27/02/2026
Le Centre Interuniversitaire de formation en Gestion des risques environnementaux et sociaux en cours d’organisation
Elaborer une offre de formation en gestion des risques environnementaux et sociaux et instituer un Centre interuniversitaire de formation sur cette matière, tel est l’objectif de la réflexion lancée le mercredi 25 février 2026 au Fleuve Congo Hôtel de Kinshasa par le Programme d’Investissement pour la Forêt et la Restauration des Savanes (PIFORES) avec le soutien de la Banque mondiale lors d’un atelier de trois jours réunissant aussi bien les partenaires étatiques que les experts du monde académique et les praticiens spécialistes des questions environnementales et sociales.
La tenue de cet atelier fait suite à une enquête menée en juin 2024 auprès de différents acteurs parmi lesquels les partenaires internationaux, le secteur privé, le secteur public, la société civile, les experts de l’enseignement supérieur et universitaire tant à Kinshasa qu’à Lubumbashi et Kisangani. Les résultats de cette étude indiquaient entre autres les insuffisances dans la formation en GES (Gestion Environnementale et Sociale) notamment l’inadéquation entre les profils formés et les besoins réels du marché de l’emploi, les lacunes techniques constatées chez les diplômés par les employeurs à côté des faiblesses institutionnelles, la nécessité d’un renforcement des capacités tant chez les étudiant que chez les professionnels et praticiens.
Face à cette situation, il est plus qu’important de créer un espace de dialogue, de partage d’expériences internationales et surtout de co-construction, afin de poser les bases d’un Centre interuniversitaire de formation en gestion des risques environnementaux et sociaux, a indiqué le Coordonnateur national de l’UC-PIF, M. Clément Vangu Lutete. Pour lui, ce Centre mutualiserait les forces de nos universités, renforcerait la recherche appliquée, soutiendrait la formation continue et contribuerait à l’émergence d’un véritable vivrier national de compétences.
S’exprimant au nom de la Banque mondiale, le Chargé de Projet Patrice Savadogo a rappelé l’importance de la Gestion des risques environnementaux et sociaux en relevant que la RDC est actuellement à la croisée des plusieurs investissements ambitieux dans l’énergie, les transports, l’eau, l’assainissement, l’agriculture, le numérique et l’urbanisme. Ces investissements devraient engendrer la croissance, les emplois, l’inclusion, la durabilité lesquels sont tributaires de la capacité collective à prévenir, atténuer et gérer les risques environnementaux et sociaux tout en maximisant les bénéfices pour les populations. D’où, l’importance du Cadre Environnemental et Social et des Normes Environnementales et Sociales lesquelles exigent des nombreuses compétences, régulièrement mises à jour et contextualisées dans le cadre du Centre de Formation en Gestion des Risques Environnementaux et Sociaux.

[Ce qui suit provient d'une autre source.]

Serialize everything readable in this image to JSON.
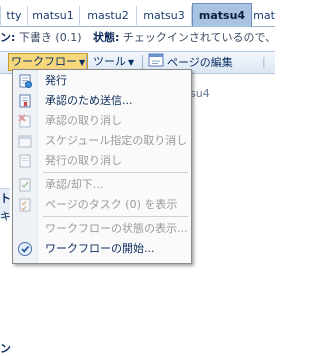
{
  "tabs": [
    {
      "label": "tty"
    },
    {
      "label": "matsu1"
    },
    {
      "label": "mastu2"
    },
    {
      "label": "matsu3"
    },
    {
      "label": "matsu4"
    },
    {
      "label": "mat"
    }
  ],
  "status_line": {
    "version_label": "ン:",
    "version_value": "下書き (0.1)",
    "status_label": "状態:",
    "status_value": "チェックインされているので、権限の"
  },
  "toolbar": {
    "workflow_label": "ワークフロー",
    "tools_label": "ツール",
    "edit_page_label": "ページの編集",
    "overflow_label": "|"
  },
  "background": {
    "tsu4_text": "su4",
    "left_letters": [
      "ト",
      "キ",
      "ン"
    ]
  },
  "menu": {
    "items": [
      {
        "label": "発行",
        "icon": "publish-icon",
        "enabled": true
      },
      {
        "label": "承認のため送信...",
        "icon": "submit-approval-icon",
        "enabled": true
      },
      {
        "label": "承認の取り消し",
        "icon": "cancel-approval-icon",
        "enabled": false
      },
      {
        "label": "スケジュール指定の取り消し",
        "icon": "calendar-cancel-icon",
        "enabled": false
      },
      {
        "label": "発行の取り消し",
        "icon": "unpublish-icon",
        "enabled": false
      },
      {
        "label": "承認/却下...",
        "icon": "approve-reject-icon",
        "enabled": false
      },
      {
        "label": "ページのタスク (0) を表示",
        "icon": "tasks-icon",
        "enabled": false
      },
      {
        "label": "ワークフローの状態の表示...",
        "icon": "workflow-status-icon",
        "enabled": false
      },
      {
        "label": "ワークフローの開始...",
        "icon": "workflow-start-icon",
        "enabled": true
      }
    ]
  },
  "colors": {
    "active_tab": "#a9c3e2",
    "open_button": "#f6d77b",
    "menu_text": "#0b2a5a",
    "disabled_text": "#9a9a9a"
  }
}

Voilà pourquoi, l’organisation de cet atelier est saluée par le Ministère de l’Environnement, Développement Durable et Nouvelle Economie du Climat représenté par la Secrétaire Général de cette administration. Pour elle, l’initiative de création du CIGRES est plus qu’une urgence vue la nécessité de disposer de capacités nationales robustes en gestion des risques environnementaux et sociaux. A ce titre, souligne-t-elle, le CIGRES devra constituer la pierre angulaire pour le développement durable de la République Démocratique du Congo dans la mesure où elle contribuera au renforcement de la gouvernance environnementale et de la protection du patrimoine naturel de la RDC pour les générations présentes et futures.

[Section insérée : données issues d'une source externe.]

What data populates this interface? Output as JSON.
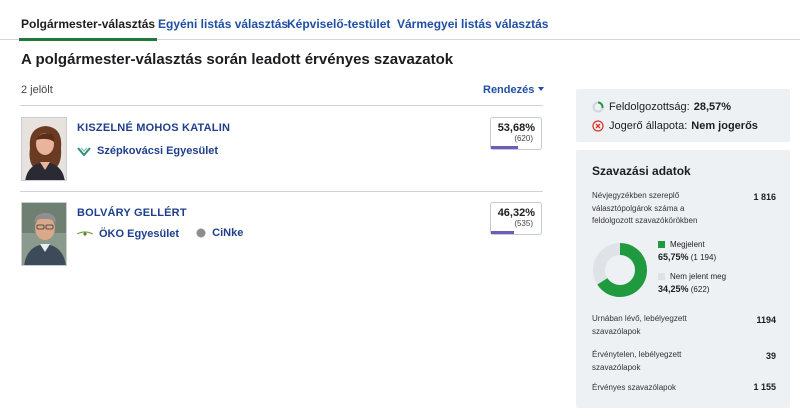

Tout compte fait, l’organisation de cet atelier rencontre la vision du Gouvernement de la République, à travers le Programme d’Investissement pour la Forêt et la Restauration des Savanes, PIFORES en sigle, qui y consacre toute une sous composante dite 1.3 et place le renforcement des capacités nationales en gestion des risques environnementaux et sociaux au cœur de la gestion durable des ressources naturelles, de la résilience climatique et de la performance des projets de développement.